Office Depot shareholders approved of the company’s acquisition by Staples in a vote that will prove to be largely symbolic if federal regulators determine a deal involving two direct competitors is not in the best interest of consumers.

Office Depot agreed to be acquired by Staples on Feb. 4 and on June 19 a preliminary vote total showed that 99.5% of shareholders approved of a deal that involves them receiving $7.25 in cash and 0.2188 of Staples stock for each share of Office Depot stock.

The company said in a statement that the transaction is expected to close by the end of the calendar year, but also acknowledged it is subject to customary closing conditions, including antitrust regulatory approval.

Approval from the Federal Trade Commission may eventually come, but most likely not without some significant strings attached. Office Depot acquired OfficMax less than two years ago and now the combined company’s acquisition by Staples would consolidated the office products retailing channel into one pure play competitor.
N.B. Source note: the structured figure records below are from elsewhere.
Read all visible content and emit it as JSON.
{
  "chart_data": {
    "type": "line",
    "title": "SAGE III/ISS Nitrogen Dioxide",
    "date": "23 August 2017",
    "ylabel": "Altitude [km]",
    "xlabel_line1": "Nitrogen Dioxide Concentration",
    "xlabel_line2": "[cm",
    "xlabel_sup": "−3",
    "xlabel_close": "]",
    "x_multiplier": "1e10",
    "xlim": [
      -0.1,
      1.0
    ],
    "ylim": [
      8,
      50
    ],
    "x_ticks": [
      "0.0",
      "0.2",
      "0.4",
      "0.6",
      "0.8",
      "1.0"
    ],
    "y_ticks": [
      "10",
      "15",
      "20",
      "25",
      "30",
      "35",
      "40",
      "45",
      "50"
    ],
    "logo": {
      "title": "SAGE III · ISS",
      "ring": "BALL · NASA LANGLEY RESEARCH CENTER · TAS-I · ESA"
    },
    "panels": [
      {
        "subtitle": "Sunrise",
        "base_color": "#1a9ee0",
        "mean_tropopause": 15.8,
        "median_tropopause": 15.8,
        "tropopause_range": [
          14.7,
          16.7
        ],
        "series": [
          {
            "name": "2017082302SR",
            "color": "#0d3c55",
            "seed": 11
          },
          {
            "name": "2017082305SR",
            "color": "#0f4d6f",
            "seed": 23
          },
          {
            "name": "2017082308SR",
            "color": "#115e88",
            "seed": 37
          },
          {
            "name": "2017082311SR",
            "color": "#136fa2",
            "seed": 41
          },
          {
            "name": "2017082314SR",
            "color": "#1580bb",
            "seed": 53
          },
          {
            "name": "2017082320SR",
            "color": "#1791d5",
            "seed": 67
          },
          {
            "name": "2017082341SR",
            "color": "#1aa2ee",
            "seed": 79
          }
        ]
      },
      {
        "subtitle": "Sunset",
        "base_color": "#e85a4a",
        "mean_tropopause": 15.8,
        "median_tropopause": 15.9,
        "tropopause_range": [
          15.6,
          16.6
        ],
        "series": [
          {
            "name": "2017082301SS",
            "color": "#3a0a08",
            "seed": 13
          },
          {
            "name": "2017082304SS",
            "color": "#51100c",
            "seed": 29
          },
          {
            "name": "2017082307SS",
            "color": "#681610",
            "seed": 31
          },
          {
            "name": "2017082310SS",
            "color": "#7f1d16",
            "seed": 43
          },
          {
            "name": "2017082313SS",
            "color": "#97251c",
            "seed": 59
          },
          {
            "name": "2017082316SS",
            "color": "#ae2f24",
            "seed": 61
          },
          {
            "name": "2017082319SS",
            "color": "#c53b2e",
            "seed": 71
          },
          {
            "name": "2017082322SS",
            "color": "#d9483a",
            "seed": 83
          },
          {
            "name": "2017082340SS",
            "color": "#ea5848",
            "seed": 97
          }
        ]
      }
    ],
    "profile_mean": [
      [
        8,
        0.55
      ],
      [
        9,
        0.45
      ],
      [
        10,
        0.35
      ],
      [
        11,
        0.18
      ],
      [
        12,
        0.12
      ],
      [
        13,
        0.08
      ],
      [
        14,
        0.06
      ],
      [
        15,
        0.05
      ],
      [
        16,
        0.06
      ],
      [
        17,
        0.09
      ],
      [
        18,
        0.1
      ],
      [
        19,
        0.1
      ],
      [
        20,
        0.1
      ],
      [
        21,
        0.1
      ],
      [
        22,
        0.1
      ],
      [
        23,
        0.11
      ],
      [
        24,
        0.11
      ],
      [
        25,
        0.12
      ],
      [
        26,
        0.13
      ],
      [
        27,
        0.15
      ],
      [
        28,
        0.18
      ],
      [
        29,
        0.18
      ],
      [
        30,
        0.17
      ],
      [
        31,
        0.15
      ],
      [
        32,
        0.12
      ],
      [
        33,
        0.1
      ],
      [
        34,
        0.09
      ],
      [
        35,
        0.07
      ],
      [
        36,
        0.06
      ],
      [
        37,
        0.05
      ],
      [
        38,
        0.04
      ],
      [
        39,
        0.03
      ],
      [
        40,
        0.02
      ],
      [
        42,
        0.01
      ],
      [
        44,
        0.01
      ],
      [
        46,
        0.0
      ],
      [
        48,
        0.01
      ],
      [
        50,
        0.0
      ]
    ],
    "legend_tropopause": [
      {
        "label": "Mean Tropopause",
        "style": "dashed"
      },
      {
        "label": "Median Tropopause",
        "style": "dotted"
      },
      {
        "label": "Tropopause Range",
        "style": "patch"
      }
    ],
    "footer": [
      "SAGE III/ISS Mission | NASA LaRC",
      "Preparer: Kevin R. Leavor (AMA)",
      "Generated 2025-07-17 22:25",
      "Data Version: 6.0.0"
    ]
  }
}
Even Dollar Tree was forced to divest more than 300 Family Dollar stores to secure regulatory approval of its acquisition of the company and Dollar Tree and Family Dollar operate vastly different business models. Staples has previously touted approval from regulators in New Zealand and China, where the competitive landscape looks very different, as if to imply that approval from U.S. regulators may follow suit.

“The company is working closely with regulatory agencies to seek outstanding antitrust clearances and expects the transaction to be completed by the end of the year,” Staples said in a statement expressing its pleasure that Office Depot shareholders overwhelmingly approved the transaction.

"The combined company will allow us to provide more value to customers and more effectively compete in a rapidly evolving environment,” said Ron Sargent, Staples chairman and CEO.

The evolving nature of the competitive landscape, essentially the rise of e-commerce, as a means to justify the pending acquisition is a case Staples has made previously. However, that doesn’t mean the FTC will buy the argument.

When Staples first attempt to acquire Office Depot was scuttled by the FTC in 1997 it was based on an evaluation of the companies overlapping store networks and a narrow view of the competitive set within the office products world.